Betapa kamus besarnya taman pasilan ini.

Sepatu membatin. Ini menarik. Perempuan tua, menanam bunga di sekujur rumah, dengan anggrek pula.

Sebuah bunga yang indah tetapi parasit dan diam-diam mencekik tanpa rasa sakit.

Detik itu, Sepatu mulai merasakan dingin menjalari punggungnya, naik ke sela belikat.

Dia memutuskan menjauh saja.

Melangkah, melangkah, melangkah menuju rumah.

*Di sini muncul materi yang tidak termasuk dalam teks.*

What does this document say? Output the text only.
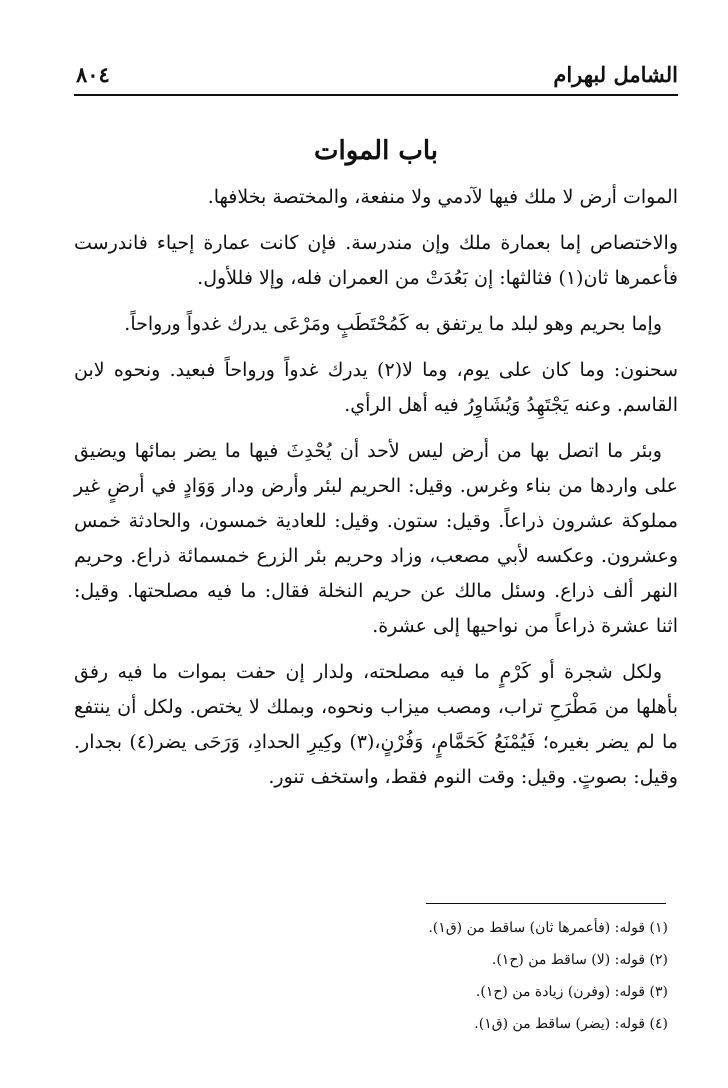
الشامل لبهرام
٨٠٤
باب الموات

الموات أرض لا ملك فيها لآدمي ولا منفعة، والمختصة بخلافها.

والاختصاص إما بعمارة ملك وإن مندرسة. فإن كانت عمارة إحياء فاندرست فأعمرها ثان(١) فثالثها: إن بَعُدَتْ من العمران فله، وإلا فللأول.

وإما بحريم وهو لبلد ما يرتفق به كَمُحْتَطَبٍ ومَرْعَى يدرك غدواً ورواحاً.

سحنون: وما كان على يوم، وما لا(٢) يدرك غدواً ورواحاً فبعيد. ونحوه لابن القاسم. وعنه يَجْتَهِدُ وَيُشَاوِرُ فيه أهل الرأي.

وبئر ما اتصل بها من أرض ليس لأحد أن يُحْدِثَ فيها ما يضر بمائها ويضيق على واردها من بناء وغرس. وقيل: الحريم لبئر وأرض ودار وَوَادٍ في أرضٍ غير مملوكة عشرون ذراعاً. وقيل: ستون. وقيل: للعادية خمسون، والحادثة خمس وعشرون. وعكسه لأبي مصعب، وزاد وحريم بئر الزرع خمسمائة ذراع. وحريم النهر ألف ذراع. وسئل مالك عن حريم النخلة فقال: ما فيه مصلحتها. وقيل: اثنا عشرة ذراعاً من نواحيها إلى عشرة.

ولكل شجرة أو كَرْمٍ ما فيه مصلحته، ولدار إن حفت بموات ما فيه رفق بأهلها من مَطْرَحِ تراب، ومصب ميزاب ونحوه، وبملك لا يختص. ولكل أن ينتفع ما لم يضر بغيره؛ فَيُمْنَعُ كَحَمَّامٍ، وَفُرْنٍ،(٣) وكِيرِ الحدادِ، وَرَحَى يضر(٤) بجدار. وقيل: بصوتٍ. وقيل: وقت النوم فقط، واستخف تنور.

(١) قوله: (فأعمرها ثان) ساقط من (ق١).
(٢) قوله: (لا) ساقط من (ح١).
(٣) قوله: (وفرن) زيادة من (ح١).
(٤) قوله: (يضر) ساقط من (ق١).
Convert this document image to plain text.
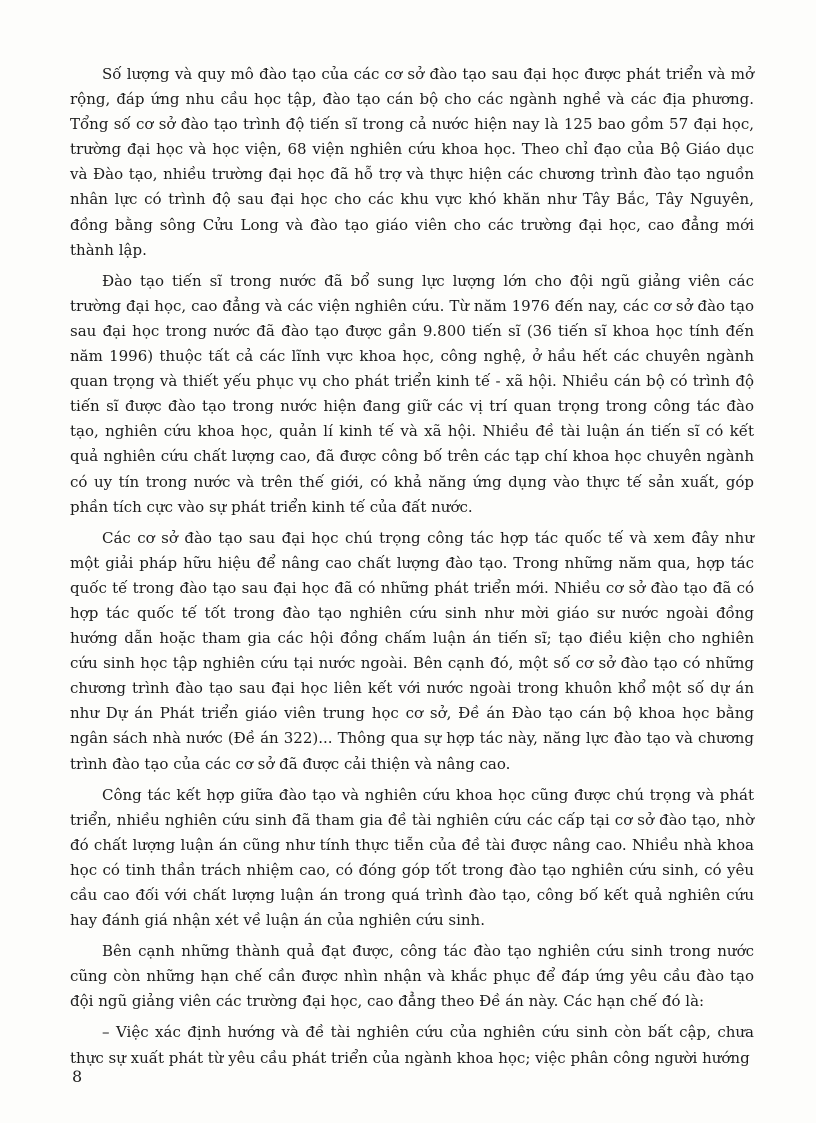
Số lượng và quy mô đào tạo của các cơ sở đào tạo sau đại học được phát triển và mở rộng, đáp ứng nhu cầu học tập, đào tạo cán bộ cho các ngành nghề và các địa phương. Tổng số cơ sở đào tạo trình độ tiến sĩ trong cả nước hiện nay là 125 bao gồm 57 đại học, trường đại học và học viện, 68 viện nghiên cứu khoa học. Theo chỉ đạo của Bộ Giáo dục và Đào tạo, nhiều trường đại học đã hỗ trợ và thực hiện các chương trình đào tạo nguồn nhân lực có trình độ sau đại học cho các khu vực khó khăn như Tây Bắc, Tây Nguyên, đồng bằng sông Cửu Long và đào tạo giáo viên cho các trường đại học, cao đẳng mới thành lập.

Đào tạo tiến sĩ trong nước đã bổ sung lực lượng lớn cho đội ngũ giảng viên các trường đại học, cao đẳng và các viện nghiên cứu. Từ năm 1976 đến nay, các cơ sở đào tạo sau đại học trong nước đã đào tạo được gần 9.800 tiến sĩ (36 tiến sĩ khoa học tính đến năm 1996) thuộc tất cả các lĩnh vực khoa học, công nghệ, ở hầu hết các chuyên ngành quan trọng và thiết yếu phục vụ cho phát triển kinh tế - xã hội. Nhiều cán bộ có trình độ tiến sĩ được đào tạo trong nước hiện đang giữ các vị trí quan trọng trong công tác đào tạo, nghiên cứu khoa học, quản lí kinh tế và xã hội. Nhiều đề tài luận án tiến sĩ có kết quả nghiên cứu chất lượng cao, đã được công bố trên các tạp chí khoa học chuyên ngành có uy tín trong nước và trên thế giới, có khả năng ứng dụng vào thực tế sản xuất, góp phần tích cực vào sự phát triển kinh tế của đất nước.

Các cơ sở đào tạo sau đại học chú trọng công tác hợp tác quốc tế và xem đây như một giải pháp hữu hiệu để nâng cao chất lượng đào tạo. Trong những năm qua, hợp tác quốc tế trong đào tạo sau đại học đã có những phát triển mới. Nhiều cơ sở đào tạo đã có hợp tác quốc tế tốt trong đào tạo nghiên cứu sinh như mời giáo sư nước ngoài đồng hướng dẫn hoặc tham gia các hội đồng chấm luận án tiến sĩ; tạo điều kiện cho nghiên cứu sinh học tập nghiên cứu tại nước ngoài. Bên cạnh đó, một số cơ sở đào tạo có những chương trình đào tạo sau đại học liên kết với nước ngoài trong khuôn khổ một số dự án như Dự án Phát triển giáo viên trung học cơ sở, Đề án Đào tạo cán bộ khoa học bằng ngân sách nhà nước (Đề án 322)... Thông qua sự hợp tác này, năng lực đào tạo và chương trình đào tạo của các cơ sở đã được cải thiện và nâng cao.

Công tác kết hợp giữa đào tạo và nghiên cứu khoa học cũng được chú trọng và phát triển, nhiều nghiên cứu sinh đã tham gia đề tài nghiên cứu các cấp tại cơ sở đào tạo, nhờ đó chất lượng luận án cũng như tính thực tiễn của đề tài được nâng cao. Nhiều nhà khoa học có tinh thần trách nhiệm cao, có đóng góp tốt trong đào tạo nghiên cứu sinh, có yêu cầu cao đối với chất lượng luận án trong quá trình đào tạo, công bố kết quả nghiên cứu hay đánh giá nhận xét về luận án của nghiên cứu sinh.

Bên cạnh những thành quả đạt được, công tác đào tạo nghiên cứu sinh trong nước cũng còn những hạn chế cần được nhìn nhận và khắc phục để đáp ứng yêu cầu đào tạo đội ngũ giảng viên các trường đại học, cao đẳng theo Đề án này. Các hạn chế đó là:

– Việc xác định hướng và đề tài nghiên cứu của nghiên cứu sinh còn bất cập, chưa thực sự xuất phát từ yêu cầu phát triển của ngành khoa học; việc phân công người hướng

8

Yang cuma tiga petak lagi.

"Hai, Sepatu. Tunggu."

Rupanya begitu suara perempuan tua itu. Lembut seperti bubur bayi. Empuk seperti bantal berdakron pejal. Susah digambarkan, tetapi enak didengar.

Mengherankan. Suara itu tahu namanya.

"Sepatu, kan? Kiriman saya sudah diterima, belum?"

Sepatu membalik badan. Dipanggil orang tua lalu tak menyahut itu namanya kurang ajar. Dia belum mau dikutuk jadi batu. Apalagi jadi logam. Dia mengangguk, lalu menyebut namanya.

"Kiriman yang mana ya Bu?"

"Teka-teki silang. Ini Sepatu dari majalah Sonrisa kan?"

Sepatu tak lagi bisa mengelak.

"Aha, benar! Saya penggemar Anda, Sepatu. Mampirlah ke rumah, mumpung lewat sini."

"Setiap hari saya lewat sini, kok, Bu."

"Rumahmu cuma empat petak dari sini, kan? Ayolah. Sesekali."

"Ah, Ibu.... Saya...."

"Tak usah sungkan-sungkan."

"Maaf, Bu...."

Alamatnya: sudah benar. Orangnya: sudah mengaku.

Tinggal namanya.

Dan sebuah keanehan: perempuan tua itu bisa membaca pikiran Sepatu.

"Oh ya. Perkenalkan, nama saya Linda."